A state law is only “preempted” (overridden) by HIPAA when it would be impossible to comply with both, or when the state law stands in the way of HIPAA’s goals. In practice, this means you may have stronger privacy protections than the federal baseline depending on where you live, particularly around sensitive areas like mental health, substance use treatment, and reproductive health records.
Reproductive Health Care Protections
A 2024 final rule added new protections specifically for reproductive health care information. Covered entities and their business associates are now prohibited from using or disclosing PHI to support investigations into, or impose liability on, any person for seeking, obtaining, providing, or facilitating lawful reproductive health care.
The rule applies when the reproductive health care was lawful in the state where it was provided, or when it’s protected or authorized by federal law. When a different entity provided the care (not the one receiving the records request), the rule presumes the care was lawful unless the entity receiving the request has actual knowledge otherwise or receives factual information demonstrating a substantial basis that the care was unlawful. This addition was designed to prevent medical records from being weaponized in states that have restricted reproductive health care access.
Penalties for Violations
The Office for Civil Rights at HHS enforces the Privacy Rule. Penalties are structured in four tiers based on the level of fault:
- Unknowing violations: $100 to $50,000 per violation, up to $25,000 per year for repeat violations.

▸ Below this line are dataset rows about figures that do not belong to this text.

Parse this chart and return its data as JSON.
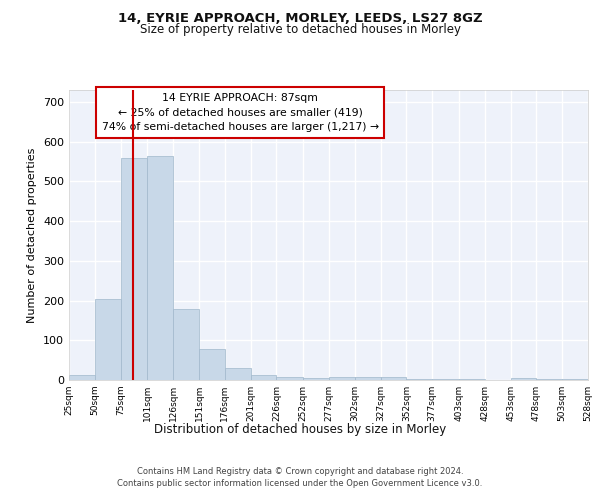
{
  "title1": "14, EYRIE APPROACH, MORLEY, LEEDS, LS27 8GZ",
  "title2": "Size of property relative to detached houses in Morley",
  "xlabel": "Distribution of detached houses by size in Morley",
  "ylabel": "Number of detached properties",
  "footnote1": "Contains HM Land Registry data © Crown copyright and database right 2024.",
  "footnote2": "Contains public sector information licensed under the Open Government Licence v3.0.",
  "annotation_line1": "14 EYRIE APPROACH: 87sqm",
  "annotation_line2": "← 25% of detached houses are smaller (419)",
  "annotation_line3": "74% of semi-detached houses are larger (1,217) →",
  "bar_color": "#c8d8e8",
  "bar_edge_color": "#a0b8cc",
  "ref_line_color": "#cc0000",
  "ref_line_x": 87,
  "bin_edges": [
    25,
    50,
    75,
    101,
    126,
    151,
    176,
    201,
    226,
    252,
    277,
    302,
    327,
    352,
    377,
    403,
    428,
    453,
    478,
    503,
    528
  ],
  "bar_heights": [
    12,
    205,
    560,
    565,
    178,
    78,
    30,
    12,
    8,
    5,
    8,
    8,
    8,
    3,
    3,
    3,
    0,
    5,
    3,
    3
  ],
  "ylim": [
    0,
    730
  ],
  "yticks": [
    0,
    100,
    200,
    300,
    400,
    500,
    600,
    700
  ],
  "background_color": "#eef2fa",
  "grid_color": "#ffffff"
}
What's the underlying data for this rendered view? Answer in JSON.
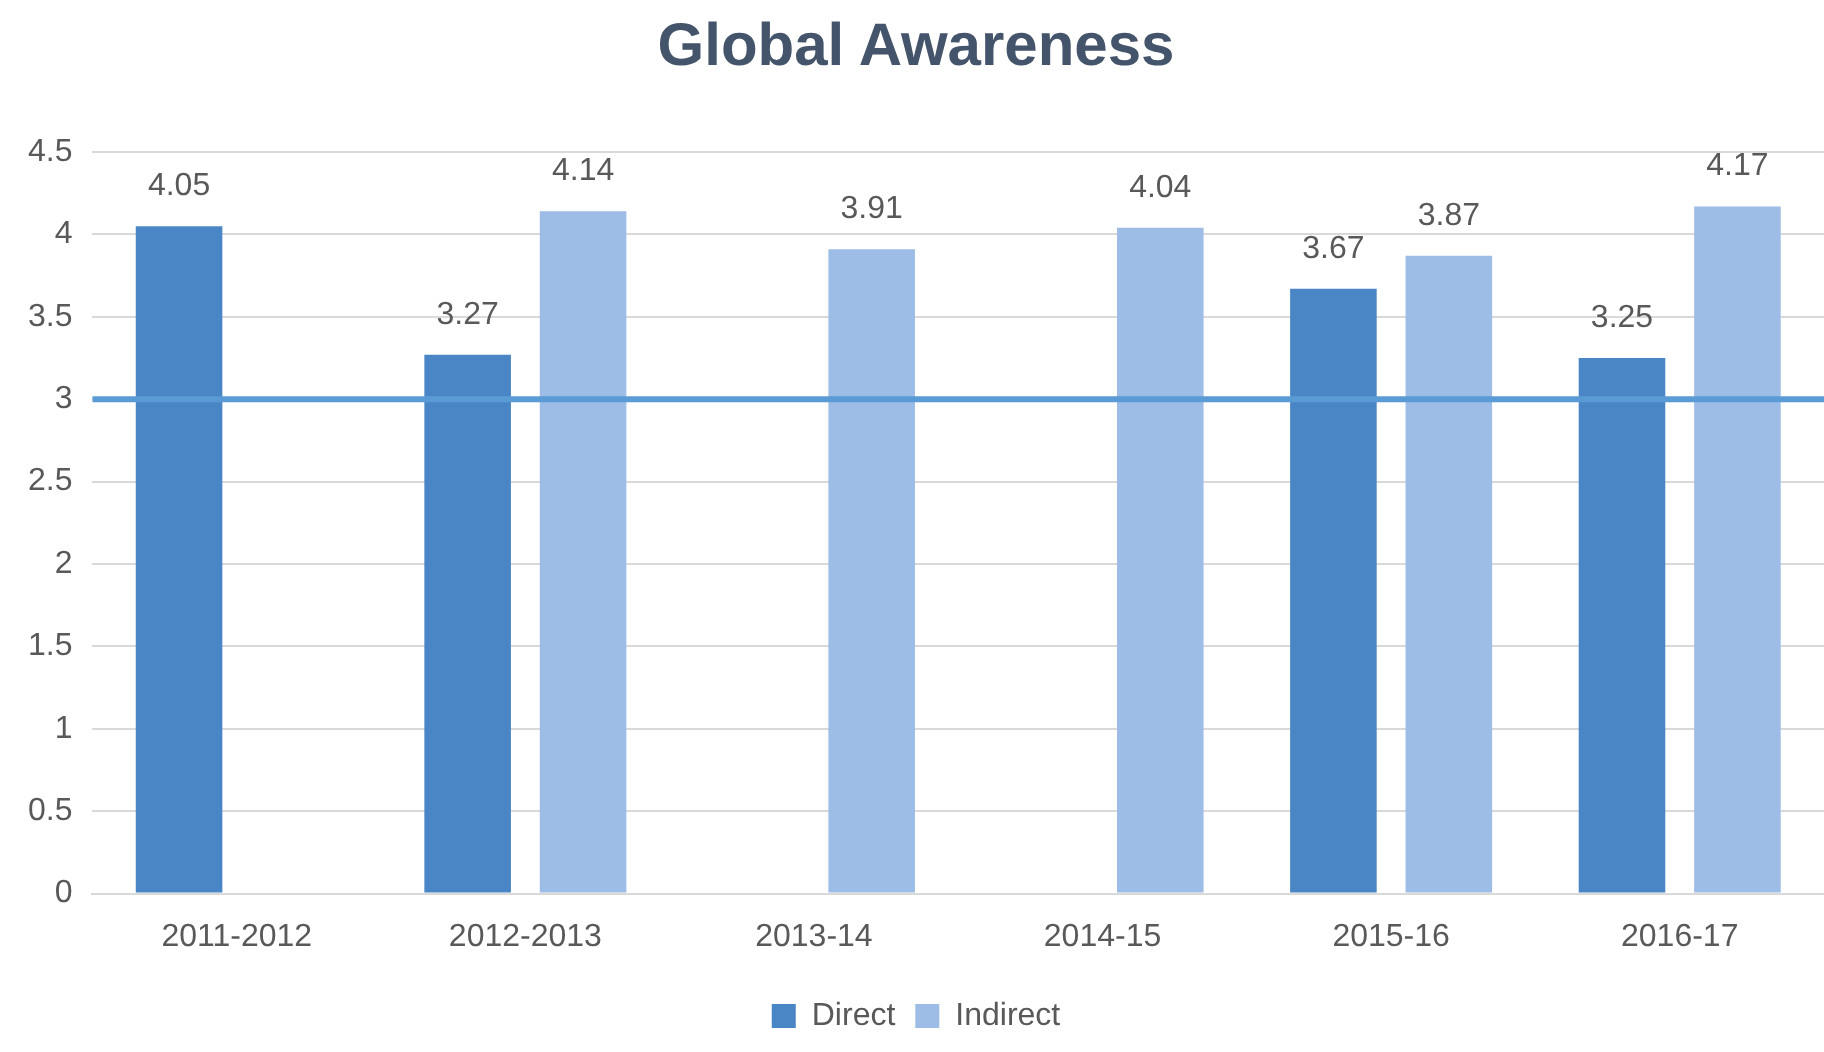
{
  "chart_data": {
    "type": "bar",
    "title": "Global Awareness",
    "categories": [
      "2011-2012",
      "2012-2013",
      "2013-14",
      "2014-15",
      "2015-16",
      "2016-17"
    ],
    "series": [
      {
        "name": "Direct",
        "color": "#4a86c5",
        "values": [
          4.05,
          3.27,
          null,
          null,
          3.67,
          3.25
        ]
      },
      {
        "name": "Indirect",
        "color": "#9dbde6",
        "values": [
          null,
          4.14,
          3.91,
          4.04,
          3.87,
          4.17
        ]
      }
    ],
    "ylim": [
      0,
      4.5
    ],
    "yticks": [
      0,
      0.5,
      1,
      1.5,
      2,
      2.5,
      3,
      3.5,
      4,
      4.5
    ],
    "ref_lines": [
      {
        "axis": "y",
        "value": 3,
        "color": "#5b9bd5"
      }
    ],
    "grid": "y",
    "legend": "bottom",
    "data_labels": true
  }
}
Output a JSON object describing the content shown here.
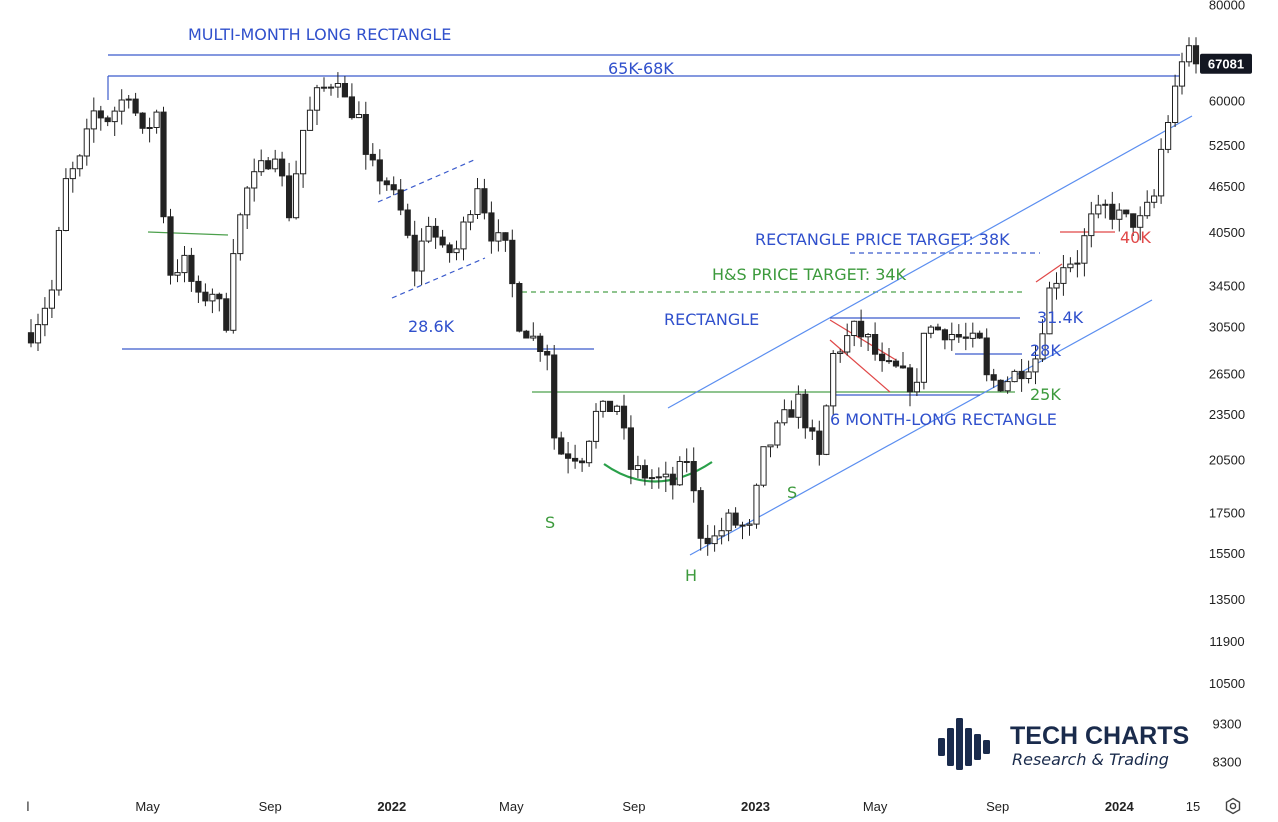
{
  "chart_data": {
    "type": "candlestick",
    "title": "",
    "xlabel": "",
    "ylabel": "",
    "y_scale": "log",
    "ylim": [
      7800,
      80000
    ],
    "y_ticks": [
      80000,
      60000,
      52500,
      46500,
      40500,
      34500,
      30500,
      26500,
      23500,
      20500,
      17500,
      15500,
      13500,
      11900,
      10500,
      9300,
      8300
    ],
    "x_ticks": [
      {
        "label": "l",
        "date": "2021-01-01",
        "bold": false
      },
      {
        "label": "May",
        "date": "2021-05-01",
        "bold": false
      },
      {
        "label": "Sep",
        "date": "2021-09-01",
        "bold": false
      },
      {
        "label": "2022",
        "date": "2022-01-01",
        "bold": true
      },
      {
        "label": "May",
        "date": "2022-05-01",
        "bold": false
      },
      {
        "label": "Sep",
        "date": "2022-09-01",
        "bold": false
      },
      {
        "label": "2023",
        "date": "2023-01-01",
        "bold": true
      },
      {
        "label": "May",
        "date": "2023-05-01",
        "bold": false
      },
      {
        "label": "Sep",
        "date": "2023-09-01",
        "bold": false
      },
      {
        "label": "2024",
        "date": "2024-01-01",
        "bold": true
      },
      {
        "label": "15",
        "date": "2024-03-15",
        "bold": false
      }
    ],
    "last_price": "67081",
    "last_price_value": 67081,
    "grid": false,
    "waypoints": [
      [
        "2021-01-04",
        30000
      ],
      [
        "2021-01-25",
        34000
      ],
      [
        "2021-02-08",
        47000
      ],
      [
        "2021-02-22",
        50000
      ],
      [
        "2021-03-08",
        58000
      ],
      [
        "2021-03-22",
        57000
      ],
      [
        "2021-04-05",
        60000
      ],
      [
        "2021-04-12",
        62000
      ],
      [
        "2021-04-26",
        54000
      ],
      [
        "2021-05-10",
        58000
      ],
      [
        "2021-05-17",
        43000
      ],
      [
        "2021-05-24",
        36000
      ],
      [
        "2021-06-07",
        37000
      ],
      [
        "2021-06-21",
        33000
      ],
      [
        "2021-07-05",
        34000
      ],
      [
        "2021-07-19",
        31000
      ],
      [
        "2021-07-26",
        39000
      ],
      [
        "2021-08-09",
        46000
      ],
      [
        "2021-08-23",
        49000
      ],
      [
        "2021-09-06",
        52000
      ],
      [
        "2021-09-20",
        43000
      ],
      [
        "2021-10-04",
        55000
      ],
      [
        "2021-10-18",
        61000
      ],
      [
        "2021-11-08",
        65000
      ],
      [
        "2021-11-15",
        60000
      ],
      [
        "2021-11-29",
        57000
      ],
      [
        "2021-12-06",
        50000
      ],
      [
        "2021-12-27",
        47000
      ],
      [
        "2022-01-10",
        43000
      ],
      [
        "2022-01-24",
        36500
      ],
      [
        "2022-02-07",
        42000
      ],
      [
        "2022-02-21",
        38000
      ],
      [
        "2022-03-07",
        38500
      ],
      [
        "2022-03-28",
        47000
      ],
      [
        "2022-04-11",
        40500
      ],
      [
        "2022-04-25",
        38500
      ],
      [
        "2022-05-09",
        31000
      ],
      [
        "2022-05-23",
        29500
      ],
      [
        "2022-06-06",
        28500
      ],
      [
        "2022-06-13",
        22000
      ],
      [
        "2022-06-20",
        21000
      ],
      [
        "2022-07-11",
        20800
      ],
      [
        "2022-07-25",
        23500
      ],
      [
        "2022-08-15",
        24200
      ],
      [
        "2022-08-29",
        20000
      ],
      [
        "2022-09-12",
        19600
      ],
      [
        "2022-09-26",
        19300
      ],
      [
        "2022-10-10",
        19100
      ],
      [
        "2022-10-24",
        20600
      ],
      [
        "2022-11-07",
        16500
      ],
      [
        "2022-11-21",
        16200
      ],
      [
        "2022-12-05",
        17100
      ],
      [
        "2022-12-26",
        16600
      ],
      [
        "2023-01-09",
        20800
      ],
      [
        "2023-01-30",
        23200
      ],
      [
        "2023-02-13",
        24500
      ],
      [
        "2023-03-06",
        20500
      ],
      [
        "2023-03-20",
        28000
      ],
      [
        "2023-04-10",
        30300
      ],
      [
        "2023-04-24",
        29300
      ],
      [
        "2023-05-08",
        27000
      ],
      [
        "2023-05-22",
        26800
      ],
      [
        "2023-06-12",
        25300
      ],
      [
        "2023-06-19",
        30500
      ],
      [
        "2023-07-10",
        30200
      ],
      [
        "2023-07-31",
        29300
      ],
      [
        "2023-08-14",
        29000
      ],
      [
        "2023-08-21",
        26100
      ],
      [
        "2023-09-04",
        25800
      ],
      [
        "2023-09-18",
        26500
      ],
      [
        "2023-10-09",
        27900
      ],
      [
        "2023-10-23",
        34000
      ],
      [
        "2023-11-06",
        37000
      ],
      [
        "2023-11-20",
        37500
      ],
      [
        "2023-12-04",
        42000
      ],
      [
        "2023-12-18",
        43500
      ],
      [
        "2024-01-08",
        42000
      ],
      [
        "2024-01-22",
        41800
      ],
      [
        "2024-02-05",
        45000
      ],
      [
        "2024-02-12",
        51800
      ],
      [
        "2024-02-26",
        62000
      ],
      [
        "2024-03-04",
        68500
      ],
      [
        "2024-03-11",
        69000
      ],
      [
        "2024-03-18",
        67081
      ]
    ],
    "annotations": {
      "multi_month": "MULTI-MONTH LONG RECTANGLE",
      "k65_68": "65K-68K",
      "k28_6": "28.6K",
      "rect_target": "RECTANGLE PRICE TARGET: 38K",
      "hs_target": "H&S PRICE TARGET: 34K",
      "rectangle": "RECTANGLE",
      "k31_4": "31.4K",
      "k28": "28K",
      "k25": "25K",
      "six_month": "6 MONTH-LONG RECTANGLE",
      "k40": "40K",
      "s_left": "S",
      "head": "H",
      "s_right": "S"
    },
    "colors": {
      "candle": "#222222",
      "blue_line": "#3b5bcc",
      "blue_text": "#3050cc",
      "channel_line": "#5b8ef0",
      "green": "#4ca04c",
      "green_text": "#3c9a3c",
      "red": "#e04848",
      "logo": "#1a2b4c",
      "price_tag_bg": "#131722"
    }
  },
  "logo": {
    "title": "TECH CHARTS",
    "subtitle": "Research & Trading"
  },
  "icons": {
    "settings": "gear-icon"
  }
}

- Reasonable cause: $1,000 to $50,000 per violation, up to $100,000 per year for repeat violations.
- Willful neglect, corrected in time: $10,000 to $50,000 per violation, up to $250,000 per year.
- Willful neglect, not corrected: $50,000 per violation, up to $1.5 million per year.
Because a single data breach can involve thousands of individual records, each counted as a separate violation, the financial exposure from a serious incident can be enormous. Criminal penalties, including imprisonment, are also possible for knowing misuse of health information, though those cases are handled by the Department of Justice rather than HHS.